Dans le document descripitif du projet de
métro automatique du
Grand Paris que le quotidien Les Echos s'est procuré et a commenté dans son édition du 23 août 2010, les 155 kilomètres de ligne prévus s'appuierait en partie sur la ligne 14 du métro, qui passera de 9 à 55 km en reliant les aéroports d'Orly et de Roissy par le centre de la capitale.

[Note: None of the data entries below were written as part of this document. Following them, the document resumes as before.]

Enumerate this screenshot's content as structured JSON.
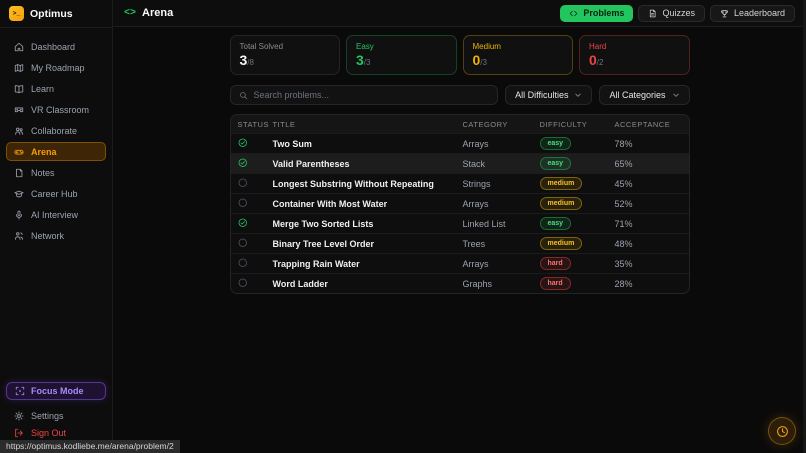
{
  "colors": {
    "accent": "#f59e0b",
    "green": "#22c55e",
    "yellow": "#eab308",
    "red": "#ef4444",
    "purple": "#a78bfa"
  },
  "brand": {
    "name": "Optimus",
    "logo_glyph": ">_"
  },
  "topbar": {
    "page_title": "Arena",
    "code_glyph": "<>",
    "buttons": [
      {
        "label": "Problems",
        "icon": "code-icon",
        "active": true
      },
      {
        "label": "Quizzes",
        "icon": "document-icon",
        "active": false
      },
      {
        "label": "Leaderboard",
        "icon": "trophy-icon",
        "active": false
      }
    ]
  },
  "sidebar": {
    "items": [
      {
        "label": "Dashboard",
        "icon": "home-icon",
        "active": false
      },
      {
        "label": "My Roadmap",
        "icon": "map-icon",
        "active": false
      },
      {
        "label": "Learn",
        "icon": "book-icon",
        "active": false
      },
      {
        "label": "VR Classroom",
        "icon": "vr-headset-icon",
        "active": false
      },
      {
        "label": "Collaborate",
        "icon": "users-icon",
        "active": false
      },
      {
        "label": "Arena",
        "icon": "gamepad-icon",
        "active": true
      },
      {
        "label": "Notes",
        "icon": "note-icon",
        "active": false
      },
      {
        "label": "Career Hub",
        "icon": "graduation-cap-icon",
        "active": false
      },
      {
        "label": "AI Interview",
        "icon": "microphone-icon",
        "active": false
      },
      {
        "label": "Network",
        "icon": "network-icon",
        "active": false
      }
    ],
    "focus_mode_label": "Focus Mode",
    "settings_label": "Settings",
    "sign_out_label": "Sign Out"
  },
  "stats": [
    {
      "label": "Total Solved",
      "value": "3",
      "total": "/8",
      "tone": "neutral"
    },
    {
      "label": "Easy",
      "value": "3",
      "total": "/3",
      "tone": "easy"
    },
    {
      "label": "Medium",
      "value": "0",
      "total": "/3",
      "tone": "medium"
    },
    {
      "label": "Hard",
      "value": "0",
      "total": "/2",
      "tone": "hard"
    }
  ],
  "filters": {
    "search_placeholder": "Search problems...",
    "difficulty": "All Difficulties",
    "category": "All Categories"
  },
  "problems_table": {
    "columns": [
      "STATUS",
      "TITLE",
      "CATEGORY",
      "DIFFICULTY",
      "ACCEPTANCE"
    ],
    "rows": [
      {
        "title": "Two Sum",
        "category": "Arrays",
        "difficulty": "easy",
        "acceptance": "78%",
        "solved": true,
        "hovered": false
      },
      {
        "title": "Valid Parentheses",
        "category": "Stack",
        "difficulty": "easy",
        "acceptance": "65%",
        "solved": true,
        "hovered": true
      },
      {
        "title": "Longest Substring Without Repeating",
        "category": "Strings",
        "difficulty": "medium",
        "acceptance": "45%",
        "solved": false,
        "hovered": false
      },
      {
        "title": "Container With Most Water",
        "category": "Arrays",
        "difficulty": "medium",
        "acceptance": "52%",
        "solved": false,
        "hovered": false
      },
      {
        "title": "Merge Two Sorted Lists",
        "category": "Linked List",
        "difficulty": "easy",
        "acceptance": "71%",
        "solved": true,
        "hovered": false
      },
      {
        "title": "Binary Tree Level Order",
        "category": "Trees",
        "difficulty": "medium",
        "acceptance": "48%",
        "solved": false,
        "hovered": false
      },
      {
        "title": "Trapping Rain Water",
        "category": "Arrays",
        "difficulty": "hard",
        "acceptance": "35%",
        "solved": false,
        "hovered": false
      },
      {
        "title": "Word Ladder",
        "category": "Graphs",
        "difficulty": "hard",
        "acceptance": "28%",
        "solved": false,
        "hovered": false
      }
    ]
  },
  "statusbar": {
    "url": "https://optimus.kodliebe.me/arena/problem/2"
  }
}
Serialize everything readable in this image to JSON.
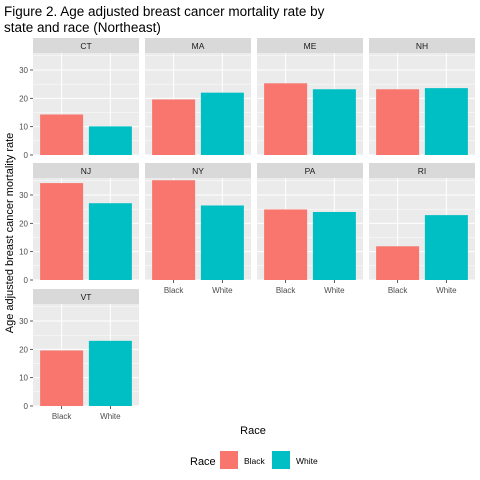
{
  "chart_data": {
    "type": "bar",
    "title_lines": [
      "Figure 2. Age adjusted breast cancer mortality rate by",
      "state and race (Northeast)"
    ],
    "xlabel": "Race",
    "ylabel": "Age adjusted breast cancer mortality rate",
    "categories": [
      "Black",
      "White"
    ],
    "ylim": [
      0,
      36
    ],
    "y_ticks": [
      0,
      10,
      20,
      30
    ],
    "grid": true,
    "facet_columns": 4,
    "legend": {
      "title": "Race",
      "position": "bottom",
      "entries": [
        {
          "label": "Black",
          "color": "#F8766D"
        },
        {
          "label": "White",
          "color": "#00BFC4"
        }
      ]
    },
    "panels": [
      {
        "state": "CT",
        "values": [
          14.3,
          10.1
        ]
      },
      {
        "state": "MA",
        "values": [
          19.6,
          22.0
        ]
      },
      {
        "state": "ME",
        "values": [
          25.3,
          23.2
        ]
      },
      {
        "state": "NH",
        "values": [
          23.2,
          23.6
        ]
      },
      {
        "state": "NJ",
        "values": [
          34.2,
          27.1
        ]
      },
      {
        "state": "NY",
        "values": [
          35.2,
          26.3
        ]
      },
      {
        "state": "PA",
        "values": [
          24.9,
          24.0
        ]
      },
      {
        "state": "RI",
        "values": [
          11.9,
          22.9
        ]
      },
      {
        "state": "VT",
        "values": [
          19.6,
          23.0
        ]
      }
    ]
  },
  "colors": {
    "panel_bg": "#EBEBEB",
    "grid": "#FFFFFF",
    "strip_bg": "#D9D9D9",
    "axis": "#333333"
  }
}
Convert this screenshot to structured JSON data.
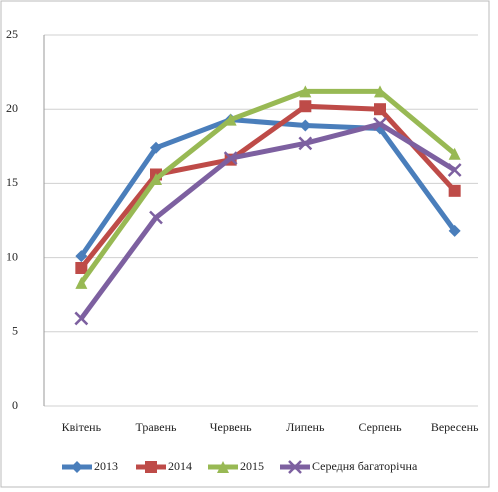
{
  "chart_data": {
    "type": "line",
    "categories": [
      "Квітень",
      "Травень",
      "Червень",
      "Липень",
      "Серпень",
      "Вересень"
    ],
    "series": [
      {
        "name": "2013",
        "color": "#4a7ebb",
        "marker": "diamond",
        "values": [
          10.1,
          17.4,
          19.3,
          18.9,
          18.7,
          11.8
        ]
      },
      {
        "name": "2014",
        "color": "#be4b48",
        "marker": "square",
        "values": [
          9.3,
          15.6,
          16.6,
          20.2,
          20.0,
          14.5
        ]
      },
      {
        "name": "2015",
        "color": "#98b954",
        "marker": "triangle",
        "values": [
          8.3,
          15.3,
          19.3,
          21.2,
          21.2,
          17.0
        ]
      },
      {
        "name": "Середня багаторічна",
        "color": "#7d60a0",
        "marker": "x",
        "values": [
          5.9,
          12.7,
          16.7,
          17.7,
          19.0,
          15.9
        ]
      }
    ],
    "ylim": [
      0,
      25
    ],
    "yticks": [
      0,
      5,
      10,
      15,
      20,
      25
    ],
    "grid": true,
    "legend": "bottom"
  }
}
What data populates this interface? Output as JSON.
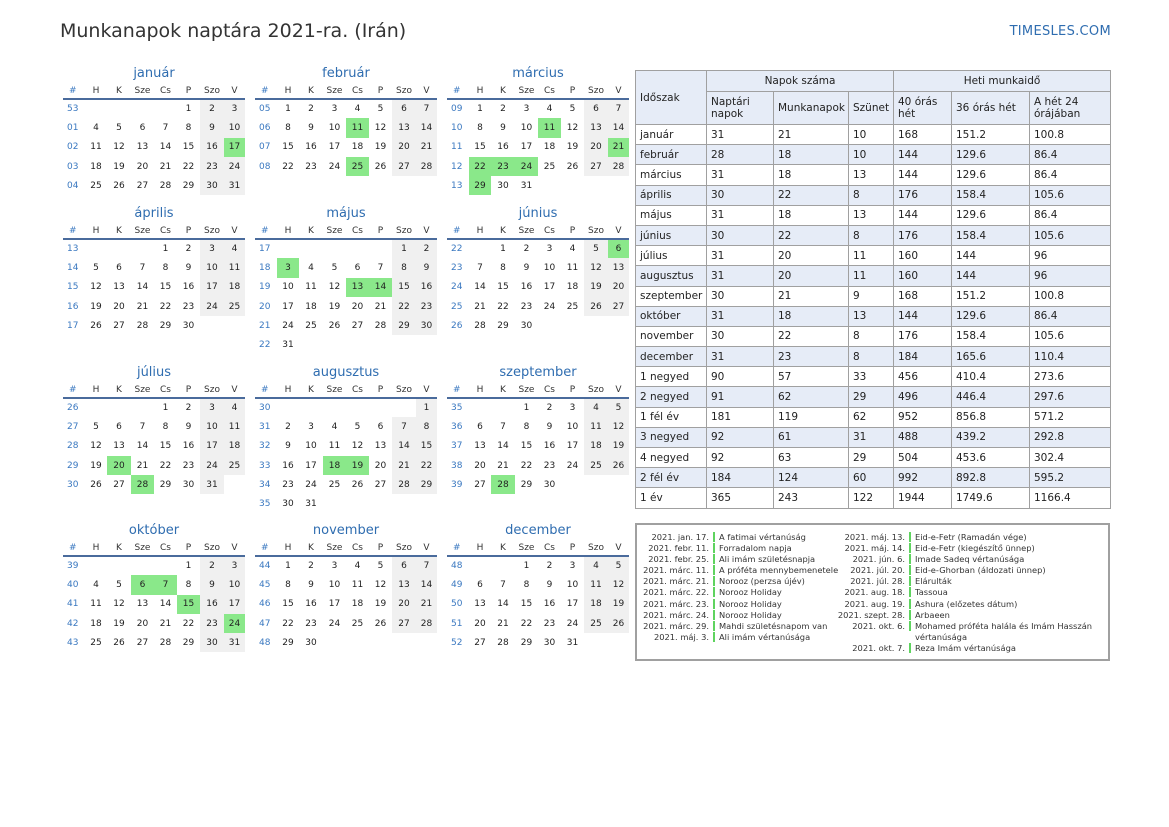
{
  "title": "Munkanapok naptára 2021-ra. (Irán)",
  "brand": "TIMESLES.COM",
  "day_headers": [
    "#",
    "H",
    "K",
    "Sze",
    "Cs",
    "P",
    "Szo",
    "V"
  ],
  "months": [
    {
      "name": "január",
      "weeks": [
        {
          "wk": "53",
          "days": [
            "",
            "",
            "",
            "",
            "1",
            "2",
            "3"
          ]
        },
        {
          "wk": "01",
          "days": [
            "4",
            "5",
            "6",
            "7",
            "8",
            "9",
            "10"
          ]
        },
        {
          "wk": "02",
          "days": [
            "11",
            "12",
            "13",
            "14",
            "15",
            "16",
            "17"
          ]
        },
        {
          "wk": "03",
          "days": [
            "18",
            "19",
            "20",
            "21",
            "22",
            "23",
            "24"
          ]
        },
        {
          "wk": "04",
          "days": [
            "25",
            "26",
            "27",
            "28",
            "29",
            "30",
            "31"
          ]
        }
      ],
      "holidays": [
        "17"
      ]
    },
    {
      "name": "február",
      "weeks": [
        {
          "wk": "05",
          "days": [
            "1",
            "2",
            "3",
            "4",
            "5",
            "6",
            "7"
          ]
        },
        {
          "wk": "06",
          "days": [
            "8",
            "9",
            "10",
            "11",
            "12",
            "13",
            "14"
          ]
        },
        {
          "wk": "07",
          "days": [
            "15",
            "16",
            "17",
            "18",
            "19",
            "20",
            "21"
          ]
        },
        {
          "wk": "08",
          "days": [
            "22",
            "23",
            "24",
            "25",
            "26",
            "27",
            "28"
          ]
        }
      ],
      "holidays": [
        "11",
        "25"
      ]
    },
    {
      "name": "március",
      "weeks": [
        {
          "wk": "09",
          "days": [
            "1",
            "2",
            "3",
            "4",
            "5",
            "6",
            "7"
          ]
        },
        {
          "wk": "10",
          "days": [
            "8",
            "9",
            "10",
            "11",
            "12",
            "13",
            "14"
          ]
        },
        {
          "wk": "11",
          "days": [
            "15",
            "16",
            "17",
            "18",
            "19",
            "20",
            "21"
          ]
        },
        {
          "wk": "12",
          "days": [
            "22",
            "23",
            "24",
            "25",
            "26",
            "27",
            "28"
          ]
        },
        {
          "wk": "13",
          "days": [
            "29",
            "30",
            "31",
            "",
            "",
            "",
            ""
          ]
        }
      ],
      "holidays": [
        "11",
        "21",
        "22",
        "23",
        "24",
        "29"
      ]
    },
    {
      "name": "április",
      "weeks": [
        {
          "wk": "13",
          "days": [
            "",
            "",
            "",
            "1",
            "2",
            "3",
            "4"
          ]
        },
        {
          "wk": "14",
          "days": [
            "5",
            "6",
            "7",
            "8",
            "9",
            "10",
            "11"
          ]
        },
        {
          "wk": "15",
          "days": [
            "12",
            "13",
            "14",
            "15",
            "16",
            "17",
            "18"
          ]
        },
        {
          "wk": "16",
          "days": [
            "19",
            "20",
            "21",
            "22",
            "23",
            "24",
            "25"
          ]
        },
        {
          "wk": "17",
          "days": [
            "26",
            "27",
            "28",
            "29",
            "30",
            "",
            ""
          ]
        }
      ],
      "holidays": []
    },
    {
      "name": "május",
      "weeks": [
        {
          "wk": "17",
          "days": [
            "",
            "",
            "",
            "",
            "",
            "1",
            "2"
          ]
        },
        {
          "wk": "18",
          "days": [
            "3",
            "4",
            "5",
            "6",
            "7",
            "8",
            "9"
          ]
        },
        {
          "wk": "19",
          "days": [
            "10",
            "11",
            "12",
            "13",
            "14",
            "15",
            "16"
          ]
        },
        {
          "wk": "20",
          "days": [
            "17",
            "18",
            "19",
            "20",
            "21",
            "22",
            "23"
          ]
        },
        {
          "wk": "21",
          "days": [
            "24",
            "25",
            "26",
            "27",
            "28",
            "29",
            "30"
          ]
        },
        {
          "wk": "22",
          "days": [
            "31",
            "",
            "",
            "",
            "",
            "",
            ""
          ]
        }
      ],
      "holidays": [
        "3",
        "13",
        "14"
      ]
    },
    {
      "name": "június",
      "weeks": [
        {
          "wk": "22",
          "days": [
            "",
            "1",
            "2",
            "3",
            "4",
            "5",
            "6"
          ]
        },
        {
          "wk": "23",
          "days": [
            "7",
            "8",
            "9",
            "10",
            "11",
            "12",
            "13"
          ]
        },
        {
          "wk": "24",
          "days": [
            "14",
            "15",
            "16",
            "17",
            "18",
            "19",
            "20"
          ]
        },
        {
          "wk": "25",
          "days": [
            "21",
            "22",
            "23",
            "24",
            "25",
            "26",
            "27"
          ]
        },
        {
          "wk": "26",
          "days": [
            "28",
            "29",
            "30",
            "",
            "",
            "",
            ""
          ]
        }
      ],
      "holidays": [
        "6"
      ]
    },
    {
      "name": "július",
      "weeks": [
        {
          "wk": "26",
          "days": [
            "",
            "",
            "",
            "1",
            "2",
            "3",
            "4"
          ]
        },
        {
          "wk": "27",
          "days": [
            "5",
            "6",
            "7",
            "8",
            "9",
            "10",
            "11"
          ]
        },
        {
          "wk": "28",
          "days": [
            "12",
            "13",
            "14",
            "15",
            "16",
            "17",
            "18"
          ]
        },
        {
          "wk": "29",
          "days": [
            "19",
            "20",
            "21",
            "22",
            "23",
            "24",
            "25"
          ]
        },
        {
          "wk": "30",
          "days": [
            "26",
            "27",
            "28",
            "29",
            "30",
            "31",
            ""
          ]
        }
      ],
      "holidays": [
        "20",
        "28"
      ]
    },
    {
      "name": "augusztus",
      "weeks": [
        {
          "wk": "30",
          "days": [
            "",
            "",
            "",
            "",
            "",
            "",
            "1"
          ]
        },
        {
          "wk": "31",
          "days": [
            "2",
            "3",
            "4",
            "5",
            "6",
            "7",
            "8"
          ]
        },
        {
          "wk": "32",
          "days": [
            "9",
            "10",
            "11",
            "12",
            "13",
            "14",
            "15"
          ]
        },
        {
          "wk": "33",
          "days": [
            "16",
            "17",
            "18",
            "19",
            "20",
            "21",
            "22"
          ]
        },
        {
          "wk": "34",
          "days": [
            "23",
            "24",
            "25",
            "26",
            "27",
            "28",
            "29"
          ]
        },
        {
          "wk": "35",
          "days": [
            "30",
            "31",
            "",
            "",
            "",
            "",
            ""
          ]
        }
      ],
      "holidays": [
        "18",
        "19"
      ]
    },
    {
      "name": "szeptember",
      "weeks": [
        {
          "wk": "35",
          "days": [
            "",
            "",
            "1",
            "2",
            "3",
            "4",
            "5"
          ]
        },
        {
          "wk": "36",
          "days": [
            "6",
            "7",
            "8",
            "9",
            "10",
            "11",
            "12"
          ]
        },
        {
          "wk": "37",
          "days": [
            "13",
            "14",
            "15",
            "16",
            "17",
            "18",
            "19"
          ]
        },
        {
          "wk": "38",
          "days": [
            "20",
            "21",
            "22",
            "23",
            "24",
            "25",
            "26"
          ]
        },
        {
          "wk": "39",
          "days": [
            "27",
            "28",
            "29",
            "30",
            "",
            "",
            ""
          ]
        }
      ],
      "holidays": [
        "28"
      ]
    },
    {
      "name": "október",
      "weeks": [
        {
          "wk": "39",
          "days": [
            "",
            "",
            "",
            "",
            "1",
            "2",
            "3"
          ]
        },
        {
          "wk": "40",
          "days": [
            "4",
            "5",
            "6",
            "7",
            "8",
            "9",
            "10"
          ]
        },
        {
          "wk": "41",
          "days": [
            "11",
            "12",
            "13",
            "14",
            "15",
            "16",
            "17"
          ]
        },
        {
          "wk": "42",
          "days": [
            "18",
            "19",
            "20",
            "21",
            "22",
            "23",
            "24"
          ]
        },
        {
          "wk": "43",
          "days": [
            "25",
            "26",
            "27",
            "28",
            "29",
            "30",
            "31"
          ]
        }
      ],
      "holidays": [
        "6",
        "7",
        "15",
        "24"
      ]
    },
    {
      "name": "november",
      "weeks": [
        {
          "wk": "44",
          "days": [
            "1",
            "2",
            "3",
            "4",
            "5",
            "6",
            "7"
          ]
        },
        {
          "wk": "45",
          "days": [
            "8",
            "9",
            "10",
            "11",
            "12",
            "13",
            "14"
          ]
        },
        {
          "wk": "46",
          "days": [
            "15",
            "16",
            "17",
            "18",
            "19",
            "20",
            "21"
          ]
        },
        {
          "wk": "47",
          "days": [
            "22",
            "23",
            "24",
            "25",
            "26",
            "27",
            "28"
          ]
        },
        {
          "wk": "48",
          "days": [
            "29",
            "30",
            "",
            "",
            "",
            "",
            ""
          ]
        }
      ],
      "holidays": []
    },
    {
      "name": "december",
      "weeks": [
        {
          "wk": "48",
          "days": [
            "",
            "",
            "1",
            "2",
            "3",
            "4",
            "5"
          ]
        },
        {
          "wk": "49",
          "days": [
            "6",
            "7",
            "8",
            "9",
            "10",
            "11",
            "12"
          ]
        },
        {
          "wk": "50",
          "days": [
            "13",
            "14",
            "15",
            "16",
            "17",
            "18",
            "19"
          ]
        },
        {
          "wk": "51",
          "days": [
            "20",
            "21",
            "22",
            "23",
            "24",
            "25",
            "26"
          ]
        },
        {
          "wk": "52",
          "days": [
            "27",
            "28",
            "29",
            "30",
            "31",
            "",
            ""
          ]
        }
      ],
      "holidays": []
    }
  ],
  "summary": {
    "headers": {
      "period": "Időszak",
      "days_group": "Napok száma",
      "hours_group": "Heti munkaidő",
      "calendar_days": "Naptári napok",
      "workdays": "Munkanapok",
      "holidays": "Szünet",
      "h40": "40 órás hét",
      "h36": "36 órás hét",
      "h24": "A hét 24 órájában"
    },
    "rows": [
      [
        "január",
        "31",
        "21",
        "10",
        "168",
        "151.2",
        "100.8"
      ],
      [
        "február",
        "28",
        "18",
        "10",
        "144",
        "129.6",
        "86.4"
      ],
      [
        "március",
        "31",
        "18",
        "13",
        "144",
        "129.6",
        "86.4"
      ],
      [
        "április",
        "30",
        "22",
        "8",
        "176",
        "158.4",
        "105.6"
      ],
      [
        "május",
        "31",
        "18",
        "13",
        "144",
        "129.6",
        "86.4"
      ],
      [
        "június",
        "30",
        "22",
        "8",
        "176",
        "158.4",
        "105.6"
      ],
      [
        "július",
        "31",
        "20",
        "11",
        "160",
        "144",
        "96"
      ],
      [
        "augusztus",
        "31",
        "20",
        "11",
        "160",
        "144",
        "96"
      ],
      [
        "szeptember",
        "30",
        "21",
        "9",
        "168",
        "151.2",
        "100.8"
      ],
      [
        "október",
        "31",
        "18",
        "13",
        "144",
        "129.6",
        "86.4"
      ],
      [
        "november",
        "30",
        "22",
        "8",
        "176",
        "158.4",
        "105.6"
      ],
      [
        "december",
        "31",
        "23",
        "8",
        "184",
        "165.6",
        "110.4"
      ],
      [
        "1 negyed",
        "90",
        "57",
        "33",
        "456",
        "410.4",
        "273.6"
      ],
      [
        "2 negyed",
        "91",
        "62",
        "29",
        "496",
        "446.4",
        "297.6"
      ],
      [
        "1 fél év",
        "181",
        "119",
        "62",
        "952",
        "856.8",
        "571.2"
      ],
      [
        "3 negyed",
        "92",
        "61",
        "31",
        "488",
        "439.2",
        "292.8"
      ],
      [
        "4 negyed",
        "92",
        "63",
        "29",
        "504",
        "453.6",
        "302.4"
      ],
      [
        "2 fél év",
        "184",
        "124",
        "60",
        "992",
        "892.8",
        "595.2"
      ],
      [
        "1 év",
        "365",
        "243",
        "122",
        "1944",
        "1749.6",
        "1166.4"
      ]
    ]
  },
  "holiday_list": {
    "left": [
      {
        "date": "2021. jan. 17.",
        "name": "A fatimai vértanúság"
      },
      {
        "date": "2021. febr. 11.",
        "name": "Forradalom napja"
      },
      {
        "date": "2021. febr. 25.",
        "name": "Ali imám születésnapja"
      },
      {
        "date": "2021. márc. 11.",
        "name": "A próféta mennybemenetele"
      },
      {
        "date": "2021. márc. 21.",
        "name": "Norooz (perzsa újév)"
      },
      {
        "date": "2021. márc. 22.",
        "name": "Norooz Holiday"
      },
      {
        "date": "2021. márc. 23.",
        "name": "Norooz Holiday"
      },
      {
        "date": "2021. márc. 24.",
        "name": "Norooz Holiday"
      },
      {
        "date": "2021. márc. 29.",
        "name": "Mahdi születésnapom van"
      },
      {
        "date": "2021. máj. 3.",
        "name": "Ali imám vértanúsága"
      }
    ],
    "right": [
      {
        "date": "2021. máj. 13.",
        "name": "Eid-e-Fetr (Ramadán vége)"
      },
      {
        "date": "2021. máj. 14.",
        "name": "Eid-e-Fetr (kiegészítő ünnep)"
      },
      {
        "date": "2021. jún. 6.",
        "name": "Imade Sadeq vértanúsága"
      },
      {
        "date": "2021. júl. 20.",
        "name": "Eid-e-Ghorban (áldozati ünnep)"
      },
      {
        "date": "2021. júl. 28.",
        "name": "Elárulták"
      },
      {
        "date": "2021. aug. 18.",
        "name": "Tassoua"
      },
      {
        "date": "2021. aug. 19.",
        "name": "Ashura (előzetes dátum)"
      },
      {
        "date": "2021. szept. 28.",
        "name": "Arbaeen"
      },
      {
        "date": "2021. okt. 6.",
        "name": "Mohamed próféta halála és Imám Hasszán vértanúsága"
      },
      {
        "date": "2021. okt. 7.",
        "name": "Reza Imám vértanúsága"
      }
    ]
  },
  "colors": {
    "accent": "#2f6db0",
    "week_number": "#3a78c0",
    "holiday": "#8ae88a",
    "weekend": "#f0f0f0",
    "table_alt_row": "#e6ecf7",
    "rule": "#4a6b9c"
  }
}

Sur les 42 nouvelles gares envisagées, 37 seraient être en correspondance avec des métros ou des tramways existants. Enfin, toujours selon ce document, un bon quart de la double boucle la plus proche de Paris réutiliserait des infrastructures envisagées pour d'autres liaisons, notamment celles prévues entre la Défense et le Bourget.
Le débat public qui débute le 1er octobre 2010, confronté à son concurrent Arc Express présenté par la région Ile-de-France. Le Grand Huit est beaucoup plus coûteux, évalué à plus de 21 milliards d'euros, contre 6 milliards pour Arc Express.
Quid du financement ? Selon les premiers chiffres rendus publics par la Société du Grand Paris, 80% de la somme nécessaire à la réalisation de la double boucle serait consacrée aux infrastructures, 12% au matériel roulant et 8% aux acquisitions foncières. Ce financement repose, en théorie, sur la dotation en capital par l'État de cette Société du Grand Paris.
Une enveloppe initial de 4 milliards d'euros avait été envisagée. Le reste des fonds nécessaires proviendront d'emprunts contractés pour 40 ans, remboursés par les excédents dégagés par les opérations d'aménagement autour des gares, par les recettes fiscales générées par l'activité économique liée à la proximité des transports, par les recettes commerciales en gares, et la recette domaniale acquittée par l'exploitant du réseau.
La dotation de l'État sera donc déterminante, mais pour l'heure ce dernier ne s'est pas engagé.
Nathalie ArensonasQuerelles de projections démographiquesL'autorité environnementale du conseil général de l'environnement et du développement durable (AE) demande à la Société du Grand Paris (SGP) chargée de réaliser la "double boucle" de métro automatique autour de la capitale d'expliquer la différence entre ses projections démographiques et celles de l'INSEE.
Dans un
avis mis en ligne le 27 août 2010, cette instance souhaite qu'au cours du débat public, plusieurs questions soient "approfondies", comme les hypothèses de croissance démographique, "facteur important de l'évolution de la demande de mobilité" des Franciliens, ou l'étalement urbain.
Alors que selon la SGP "l'INSEE prévoit une croissance de la population de l'IDF de 669 000 habitants entre 2007 et 2030", "il est fait état à plusieurs reprises dans le dossier d'une augmentation prévue (...) de 1,8 million d'habitants" entre 2005 et 2035, relève l'AE.
"Un écart semblable se retrouve dans les prévisions d'emploi", poursuit l'AE, la SGP tablant sur la création d'1,2 million d'emplois d'ici à 2035, "hypothèse résultant d'une volonté politique qui sera rendue possible par le développement des territoires de projet".
La SGP prévoit par exemple une augmentation de 50% de la population à Roissy-CDG et de 105,9% du nombre d'emplois.
L'AE estime "utile" que la SGP présente "plus précisément les hypothèses de calcul et les prévisions de trafics routiers et de transport en commun". Elle invite à plus de précision sur le choix entre réseau souterrain et aérien.